The peptide segments related to thrombin cleavage were significantly lower than the HCs in both the first and second infections during the 1–3 months after infection, and the recovery of these peptides was limited even at 6 months post-infection. This result suggests that thrombin activity likely decreases after infection, and its recovery is relatively slow. Another enzyme related to fibrinogen is plasmin. […] Contrary to thrombin cleavage, we found that the peptide sequences produced by plasmin cleavage were significantly higher than the HCs during the 1–6 months post-infection.

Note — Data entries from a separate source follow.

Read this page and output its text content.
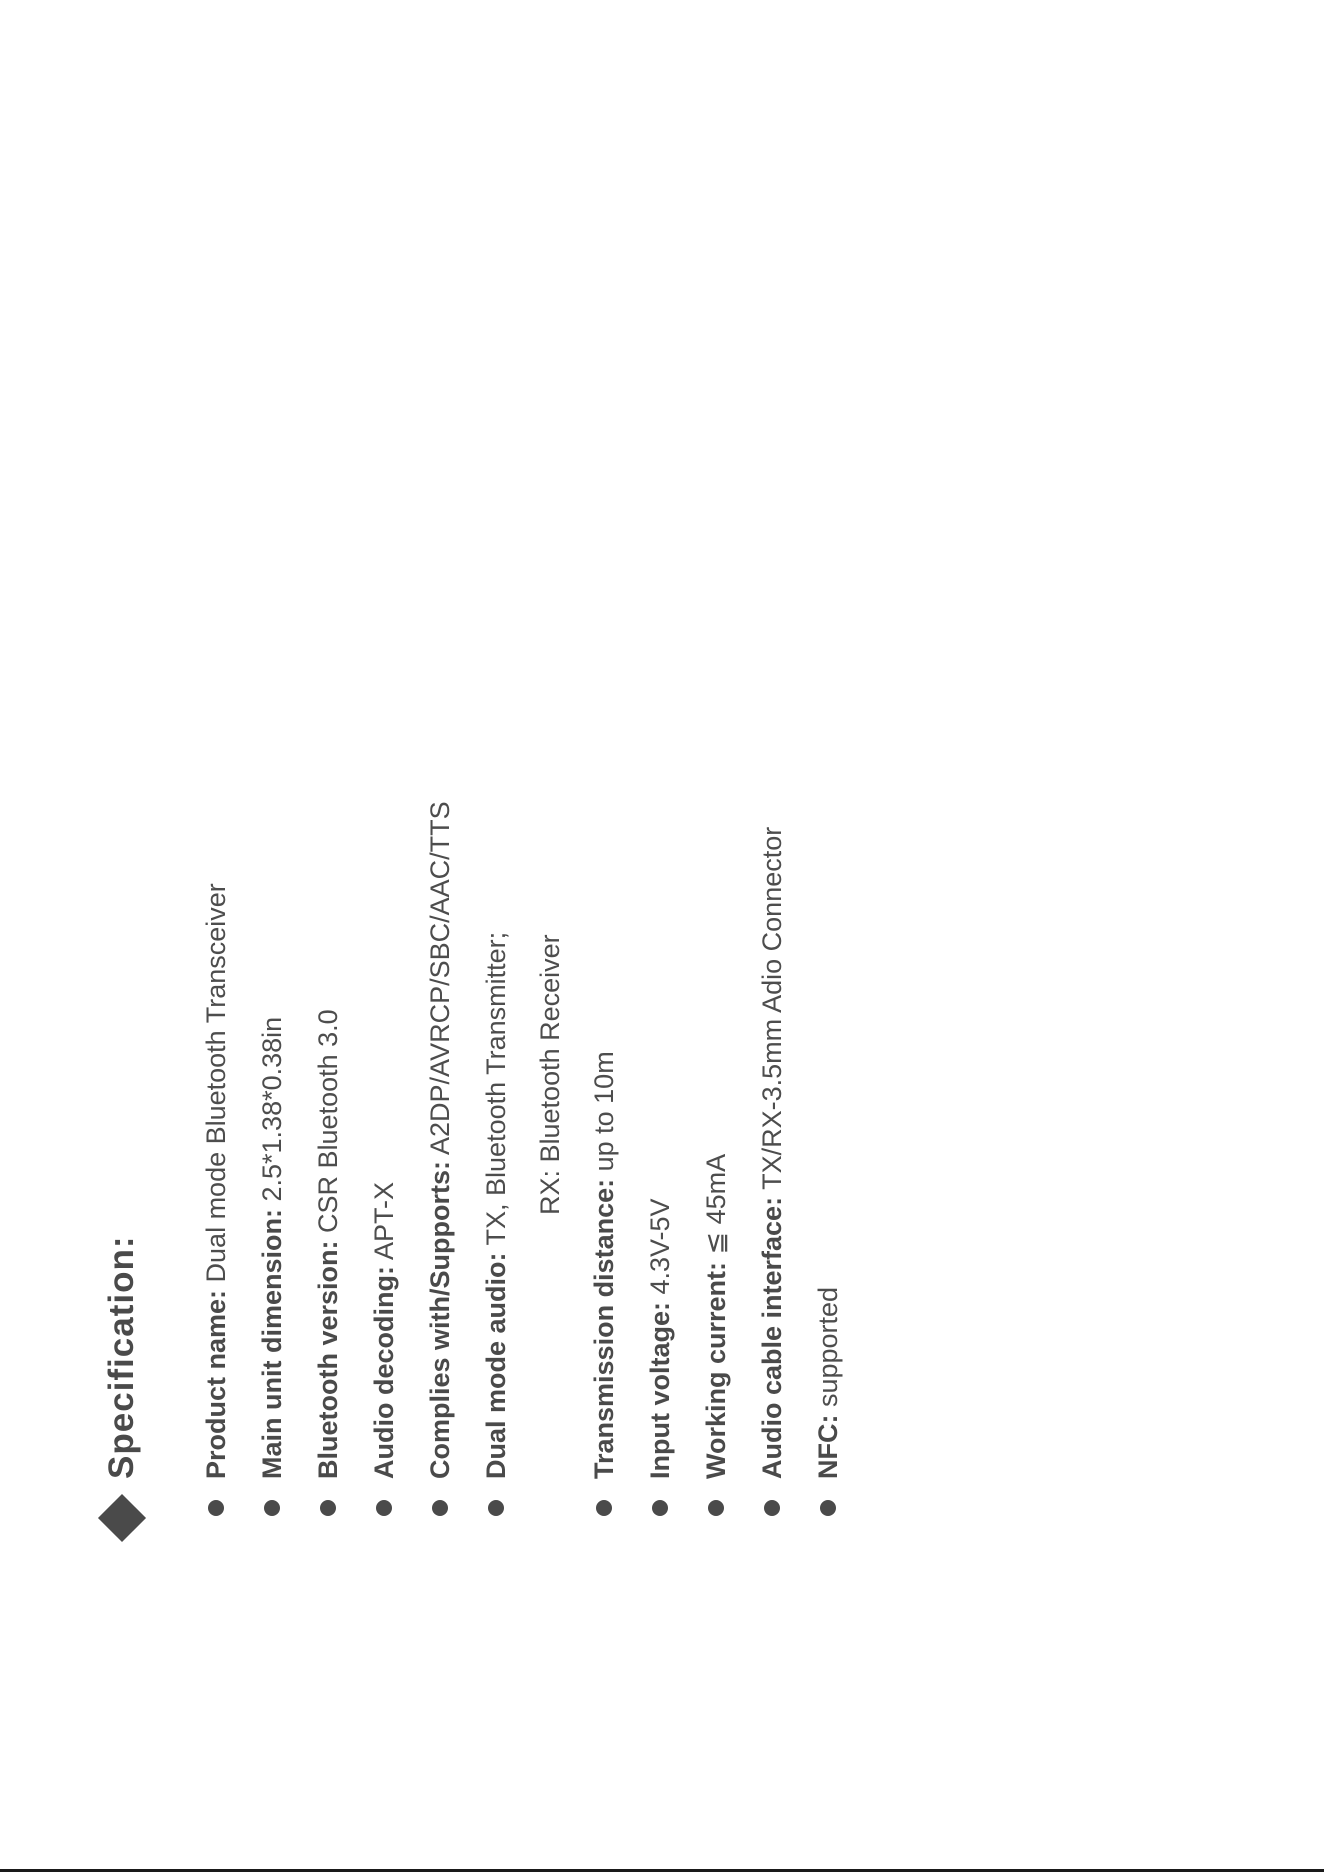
Specification:	Product name: Dual mode Bluetooth Transceiver
Main unit dimension: 2.5*1.38*0.38in
Bluetooth version: CSR Bluetooth 3.0
Audio decoding: APT-X Complies with/Supports: A2DP/AVRCP/SBC/AAC/TTS
Dual mode audio: TX, Bluetooth Transmitter; RX: Bluetooth Receiver
Transmission distance: up to 10m
Input voltage: 4.3V-5V
Working current: ≦ 45mA Audio cable interface: TX/RX-3.5mm Adio Connector
NFC: supported
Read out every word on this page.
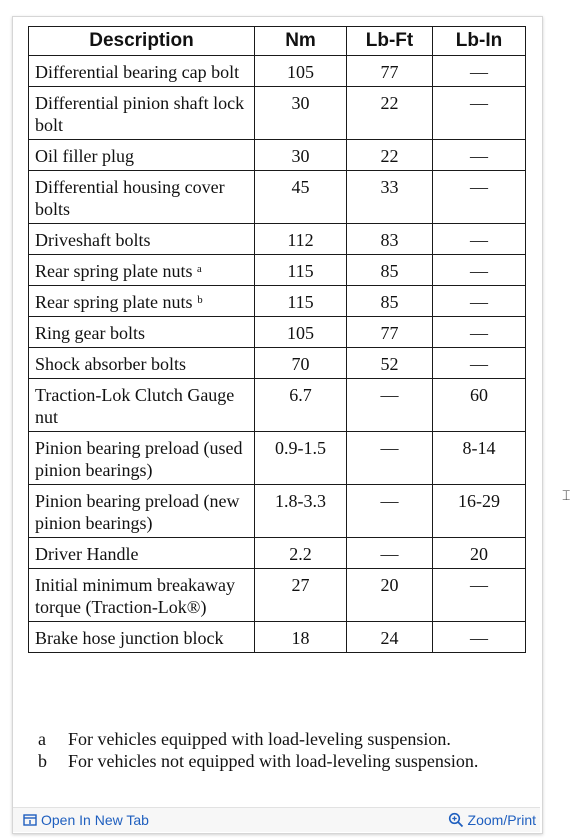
Description	Nm	Lb-Ft	Lb-In
Differential bearing cap bolt	105	77	—
Differential pinion shaft lock bolt	30	22	—
Oil filler plug	30	22	—
Differential housing cover bolts	45	33	—
Driveshaft bolts	112	83	—
Rear spring plate nuts ᵃ	115	85	—
Rear spring plate nuts ᵇ	115	85	—
Ring gear bolts	105	77	—
Shock absorber bolts	70	52	—
Traction-Lok Clutch Gauge nut	6.7	—	60
Pinion bearing preload (used pinion bearings)	0.9-1.5	—	8-14
Pinion bearing preload (new pinion bearings)	1.8-3.3	—	16-29
Driver Handle	2.2	—	20
Initial minimum breakaway torque (Traction-Lok®)	27	20	—
Brake hose junction block	18	24	—
a	For vehicles equipped with load-leveling suspension.
b	For vehicles not equipped with load-leveling suspension.
⌶
Open In New Tab	Zoom/Print
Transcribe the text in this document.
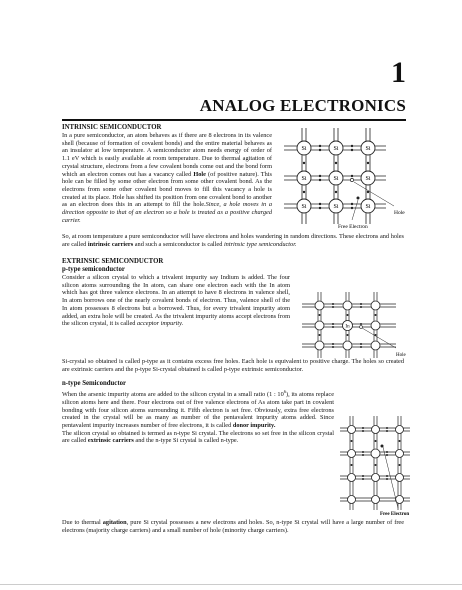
1
ANALOG ELECTRONICS
INTRINSIC SEMICONDUCTOR

In a pure semiconductor, an atom behaves as if there are 8 electrons in its valence shell (because of formation of covalent bonds) and the entire material behaves as an insulator at low temperature. A semiconductor atom needs energy of order of 1.1 eV which is easily available at room temperature. Due to thermal agitation of crystal structure, electrons from a few covalent bonds come out and the bond form which an electron comes out has a vacancy called Hole (of positive nature). This hole can be filled by some other electron from some other covalent bond. As the electrons from some other covalent bond moves to fill this vacancy a hole is created at its place. Hole has shifted its position from one covalent bond to another as an electron does this in an attempt to fill the hole.Since, a hole moves in a direction opposite to that of an electron so a hole is treated as a positive charged carrier.

So, at room temperature a pure semiconductor will have electrons and holes wandering in random directions. These electrons and holes are called intrinsic carriers and such a semiconductor is called intrinsic type semiconductor.

Si	Si	Si
Si	Si	Si
Si	Si	Si
Hole
Free Electron
EXTRINSIC SEMICONDUCTOR
p-type semiconductor

Consider a silicon crystal to which a trivalent impurity say Indium is added. The four silicon atoms surrounding the In atom, can share one electron each with the In atom which has got three valence electrons. In an attempt to have 8 electrons in valence shell, In atom borrows one of the nearly covalent bonds of electron. Thus, valence shell of the In atom possesses 8 electrons but a borrowed. Thus, for every trivalent impurity atom added, an extra hole will be created. As the trivalent impurity atoms accept electrons from the silicon crystal, it is called acceptor impurity.

Si-crystal so obtained is called p-type as it contains excess free holes. Each hole is equivalent to positive charge. The holes so created are extrinsic carriers and the p-type Si-crystal obtained is called p-type extrinsic semiconductor.

In
Hole
n-type Semiconductor

When the arsenic impurity atoms are added to the silicon crystal in a small ratio (1 : $10^6$), its atoms replace silicon atoms here and there. Four electrons out of five valence electrons of As atom take part in covalent bonding with four silicon atoms surrounding it. Fifth electron is set free. Obviously, extra free electrons created in the crystal will be as many as number of the pentavalent impurity atoms added. Since pentavalent impurity increases number of free electrons, it is called donor impurity.

The silicon crystal so obtained is termed as n-type Si crystal. The electrons so set free in the silicon crystal are called extrinsic carriers and the n-type Si crystal is called n-type.

Due to thermal agitation, pure Si crystal possesses a new electrons and holes. So, n-type Si crystal will have a large number of free electrons (majority charge carriers) and a small number of hole (minority charge carriers).

Free Electron
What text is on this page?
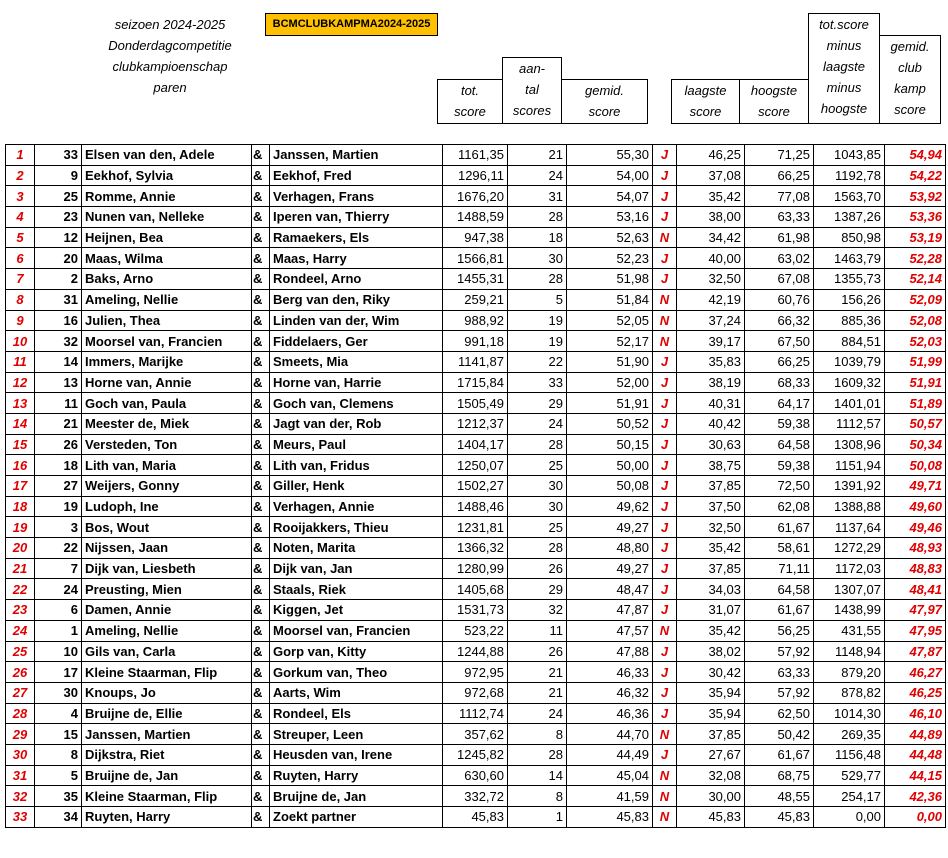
seizoen 2024-2025
Donderdagcompetitie
clubkampioenschap
paren
BCMCLUBKAMPMA2024-2025
tot.
score
aan-
tal
scores
gemid.
score
laagste
score
hoogste
score
tot.score
minus
laagste
minus
hoogste
gemid.
club
kamp
score
1	33	Elsen van den, Adele	&	Janssen, Martien	1161,35	21	55,30	J	46,25	71,25	1043,85	54,94
2	9	Eekhof, Sylvia	&	Eekhof, Fred	1296,11	24	54,00	J	37,08	66,25	1192,78	54,22
3	25	Romme, Annie	&	Verhagen, Frans	1676,20	31	54,07	J	35,42	77,08	1563,70	53,92
4	23	Nunen van, Nelleke	&	Iperen van, Thierry	1488,59	28	53,16	J	38,00	63,33	1387,26	53,36
5	12	Heijnen, Bea	&	Ramaekers, Els	947,38	18	52,63	N	34,42	61,98	850,98	53,19
6	20	Maas, Wilma	&	Maas, Harry	1566,81	30	52,23	J	40,00	63,02	1463,79	52,28
7	2	Baks, Arno	&	Rondeel, Arno	1455,31	28	51,98	J	32,50	67,08	1355,73	52,14
8	31	Ameling, Nellie	&	Berg van den, Riky	259,21	5	51,84	N	42,19	60,76	156,26	52,09
9	16	Julien, Thea	&	Linden van der, Wim	988,92	19	52,05	N	37,24	66,32	885,36	52,08
10	32	Moorsel van, Francien	&	Fiddelaers, Ger	991,18	19	52,17	N	39,17	67,50	884,51	52,03
11	14	Immers, Marijke	&	Smeets, Mia	1141,87	22	51,90	J	35,83	66,25	1039,79	51,99
12	13	Horne van, Annie	&	Horne van, Harrie	1715,84	33	52,00	J	38,19	68,33	1609,32	51,91
13	11	Goch van, Paula	&	Goch van, Clemens	1505,49	29	51,91	J	40,31	64,17	1401,01	51,89
14	21	Meester de, Miek	&	Jagt van der, Rob	1212,37	24	50,52	J	40,42	59,38	1112,57	50,57
15	26	Versteden, Ton	&	Meurs, Paul	1404,17	28	50,15	J	30,63	64,58	1308,96	50,34
16	18	Lith van, Maria	&	Lith van, Fridus	1250,07	25	50,00	J	38,75	59,38	1151,94	50,08
17	27	Weijers, Gonny	&	Giller, Henk	1502,27	30	50,08	J	37,85	72,50	1391,92	49,71
18	19	Ludoph, Ine	&	Verhagen, Annie	1488,46	30	49,62	J	37,50	62,08	1388,88	49,60
19	3	Bos, Wout	&	Rooijakkers, Thieu	1231,81	25	49,27	J	32,50	61,67	1137,64	49,46
20	22	Nijssen, Jaan	&	Noten, Marita	1366,32	28	48,80	J	35,42	58,61	1272,29	48,93
21	7	Dijk van, Liesbeth	&	Dijk van, Jan	1280,99	26	49,27	J	37,85	71,11	1172,03	48,83
22	24	Preusting, Mien	&	Staals, Riek	1405,68	29	48,47	J	34,03	64,58	1307,07	48,41
23	6	Damen, Annie	&	Kiggen, Jet	1531,73	32	47,87	J	31,07	61,67	1438,99	47,97
24	1	Ameling, Nellie	&	Moorsel van, Francien	523,22	11	47,57	N	35,42	56,25	431,55	47,95
25	10	Gils van, Carla	&	Gorp van, Kitty	1244,88	26	47,88	J	38,02	57,92	1148,94	47,87
26	17	Kleine Staarman, Flip	&	Gorkum van, Theo	972,95	21	46,33	J	30,42	63,33	879,20	46,27
27	30	Knoups, Jo	&	Aarts, Wim	972,68	21	46,32	J	35,94	57,92	878,82	46,25
28	4	Bruijne de, Ellie	&	Rondeel, Els	1112,74	24	46,36	J	35,94	62,50	1014,30	46,10
29	15	Janssen, Martien	&	Streuper, Leen	357,62	8	44,70	N	37,85	50,42	269,35	44,89
30	8	Dijkstra, Riet	&	Heusden van, Irene	1245,82	28	44,49	J	27,67	61,67	1156,48	44,48
31	5	Bruijne de, Jan	&	Ruyten, Harry	630,60	14	45,04	N	32,08	68,75	529,77	44,15
32	35	Kleine Staarman, Flip	&	Bruijne de, Jan	332,72	8	41,59	N	30,00	48,55	254,17	42,36
33	34	Ruyten, Harry	&	Zoekt partner	45,83	1	45,83	N	45,83	45,83	0,00	0,00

This suggests that plasmin activity likely increases during the recovery period after infection.

Complement 3 (C3) is an important protein in the complement activation cascade. […] The decline of C3f is even more significant during the recovery period after a second infection. However, the signal of C3f in HCs is relatively high, almost close to the levels just after recovery from infection. This result suggests that the cleavage of C3 may be regulated by different mechanisms under infected and non-infected conditions.

We found that not only cholesterol metabolism, but also abnormalities in lipid and vitamin digestion and absorption also continue after recovery.

Changes in complement and coagulation functions are significant characteristic and risk factor of COVID-19 infection. Neutrophil extracellular traps enriched with complement factors are key influencers of immune thrombosis formation in COVID-19. Our results show that even in mild infections, abnormal regulation of complement and coagulation functions persists post-recovery, which may last for several months. During the entire recovery period we monitored, the products of fibrinogen cleaved by thrombin and plasmin showed significant changes, indicating that the balance of hemolysis and coagulation might still be disturbed to a certain extent after recovery.